The Wattled Jacana is a wader which is a resident breeder from western Panama and Trinidad south through most of South America east of the Andes.
The jacanas are a group of wetland birds, which are identifiable by their huge feet and claws that enable them to walk on floating vegetation in the shallow lakes that are their preferred habitat. They are found worldwide within the tropical zone.
The Wattled Jacana lays four black-marked brown eggs in a floating nest. The male, as with other jacanas and some other wader families like the phalaropes, takes responsibility for incubation, with two eggs held between each wing and the breast. The females are polyandrous, and will help to defend the nests of up to four mates.

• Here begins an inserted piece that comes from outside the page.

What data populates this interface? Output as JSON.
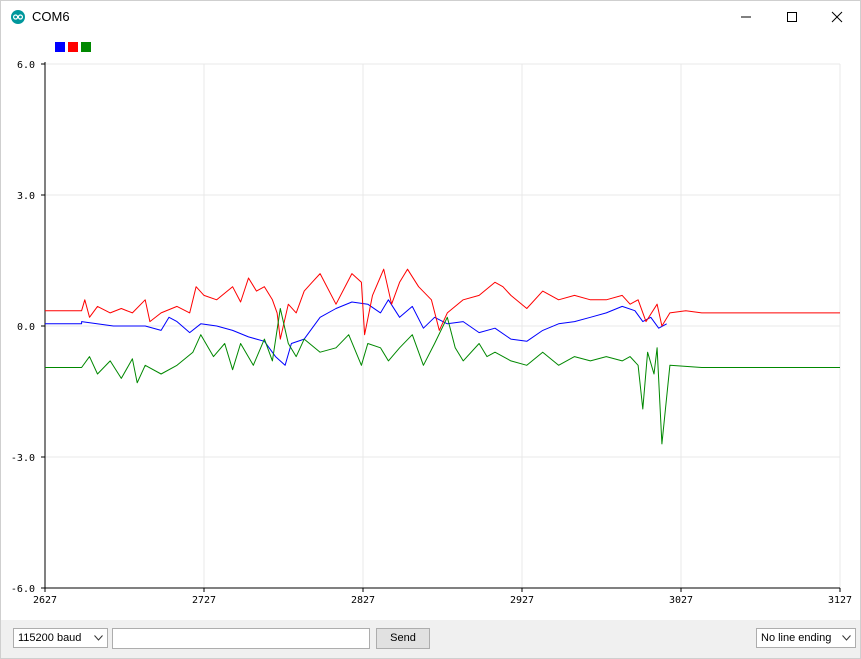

These are conspicuous and unmistakable birds. They are 25 cm long. Females are larger than the males. The adults have a chestnut back and wing coverts, with the rest of the body mainly black. In flight the greenish yellow flight feathers are obvious. The yellow bill extends up as a red coot-like head shield and a reddish wattle, and the legs and very long toes are dull blue-grey. There is a long sharp spur on the bend of the wing.
Young birds initially have entirely white underparts, and can always be identified by the presence of white in their plumage.
The Wattled Jacana's food is insects, other invertebrates and seeds picked from the floating vegetation or the water’s surface.